Se ne è andato, ma ritornerà presto. Il sistema televisivo italiano farà in fretta a dimenticarsi di Don Antonio Polese, che mezza Italia ha conosciuto per lo show il "Boss delle cerimonie", folcloristica rappresentazione di ciò che buona parte del Paese crede siano Napoli e i napoletani. L'italiano storpiato, così come il dialetto, gli abiti sgargianti, chiassosi, un carattere ridanciano e, tutto sommato, auto ironico. Il presepe napoletano – di cui Don Antonio è un personaggio della prima ora – impiegherà poco a trovare una nuova figura con cui sostituire il variopinto boss e mettere ancora una volta in scena la napoletanità, quell'indefinita e contorta massa di rappresentazioni (più che altro un coacervo di triti e insopportabili stereotipi) che si è soliti afferire a una mitologica, quanto inesistente, antropologia partenopea.

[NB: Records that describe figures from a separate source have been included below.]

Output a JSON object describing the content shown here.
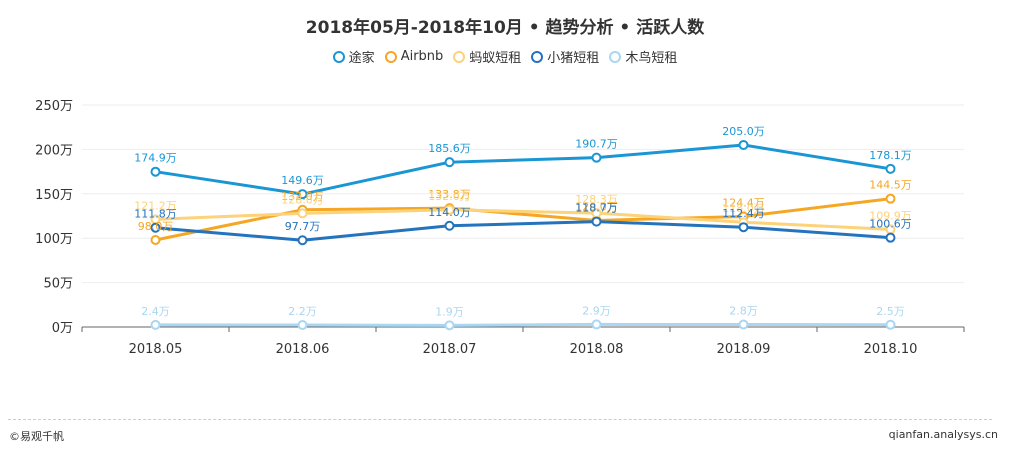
{
  "chart_data": {
    "type": "line",
    "title": "2018年05月-2018年10月 • 趋势分析 • 活跃人数",
    "categories": [
      "2018.05",
      "2018.06",
      "2018.07",
      "2018.08",
      "2018.09",
      "2018.10"
    ],
    "ylim": [
      0,
      250
    ],
    "yticks": [
      0,
      50,
      100,
      150,
      200,
      250
    ],
    "ytick_labels": [
      "0万",
      "50万",
      "100万",
      "150万",
      "200万",
      "250万"
    ],
    "unit": "万",
    "legend_position": "top-center",
    "grid": true,
    "series": [
      {
        "name": "途家",
        "color": "#1a96d4",
        "values": [
          174.9,
          149.6,
          185.6,
          190.7,
          205.0,
          178.1
        ],
        "labels": [
          "174.9万",
          "149.6万",
          "185.6万",
          "190.7万",
          "205.0万",
          "178.1万"
        ]
      },
      {
        "name": "Airbnb",
        "color": "#f5a623",
        "values": [
          98.0,
          132.0,
          133.8,
          120.0,
          124.4,
          144.5
        ],
        "labels": [
          "98.0万",
          "132.0万",
          "133.8万",
          "120.0万",
          "124.4万",
          "144.5万"
        ]
      },
      {
        "name": "蚂蚁短租",
        "color": "#fcd27a",
        "values": [
          121.2,
          128.0,
          132.0,
          128.3,
          118.0,
          109.9
        ],
        "labels": [
          "121.2万",
          "128.0万",
          "132.0万",
          "128.3万",
          "118.0万",
          "109.9万"
        ]
      },
      {
        "name": "小猪短租",
        "color": "#2473bd",
        "values": [
          111.8,
          97.7,
          114.0,
          118.7,
          112.4,
          100.6
        ],
        "labels": [
          "111.8万",
          "97.7万",
          "114.0万",
          "118.7万",
          "112.4万",
          "100.6万"
        ]
      },
      {
        "name": "木鸟短租",
        "color": "#a9d6f0",
        "values": [
          2.4,
          2.2,
          1.9,
          2.9,
          2.8,
          2.5
        ],
        "labels": [
          "2.4万",
          "2.2万",
          "1.9万",
          "2.9万",
          "2.8万",
          "2.5万"
        ]
      }
    ]
  },
  "footer": {
    "brand": "©易观千帆",
    "site": "qianfan.analysys.cn"
  }
}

Come se in una metropoli qual è Napoli la cultura fosse una soltanto. Come se Napoli, con la sua storia e i suoi orizzonti futuri, fosse riducibile a un monolite di oleografia mista all'oscenità godereccia dei ristoranti per gli sposalizi. Come se Don Antonio in vita, probabilmente a sua insaputa, non fosse stato una macchina per produrre soldi e clamore mediatico.

Come sempre, la responsabilità sul frainteso-Napoli appartiene a Pier Paolo Pasolini. Purtroppo le sue parole del 1971, pronunciate durante le riprese del "Decameron", riecheggiano ancora nella mente di molti intellettuali partenopei e, tutto sommato, battono forte nel cuore di una parte dei napoletani che probabilmente non hanno mai letto una riga del grande scrittore friulano:

Io so questo: che i napoletani oggi sono una grande tribù che anziché vivere nel deserto o nella savana, come i Tuareg o i Beja, vive nel ventre di una grande città di mare. (…) Questa tribù ha deciso – in quanto tale, senza rispondere delle proprie possibili mutazioni coatte – di estinguersi, rifiutando il nuovo potere, ossia quella che chiamiamo la storia o altrimenti la modernità. La stessa cosa fanno nel deserto i Tuareg o nella savana i Beja (o fanno anche, da secoli, gli zingari): è un rifiuto, sorto dal cuore della collettività (si sa anche di suicidi collettivi di mandrie di animali); una negazione fatale contro cui non c’è niente da fare. Essa dà una profonda malinconia, come tutte le tragedie che si compiono lentamente; ma anche una profonda consolazione, perché questo rifiuto, questa negazione alla storia, è giusto, è sacrosanto.

Se le cose stanno così, Don Antonio Polese con la sua vita, con il suo personaggio, e persino con il suo essere "boss" di uno show televisivo, è stato testimonianza vivente dell'errore profetico di Pier Paolo Pasolini. Napoli e i napoletani non sono riusciti a estinguersi, non hanno rifiutato la storia. Anzi. Al contrario. Come una spugna che tutto voracemente inghiotte e rielabora a suo modo, la città ha voracemente ingerito la stessa modernità da cui Pasolini riteneva ci saremmo tenuti lontani. Oggi, in parte, Napoli è una fabbrica perennemente al lavoro e molto consapevole nel creare un immaginario da somministrare fuori dai suoi confini. E così, morto un Don Antonio, presto in qualche ufficio televisivo si troverà modo di crearne un altro per proporci l'ennesima macchietta "tipica", frutto di quel confuso campo semantico partenopeo che va da Totò a Tony Montana, passando per gli spaghetti, i mandolini e, ovviamente, una spruzzata di malavita.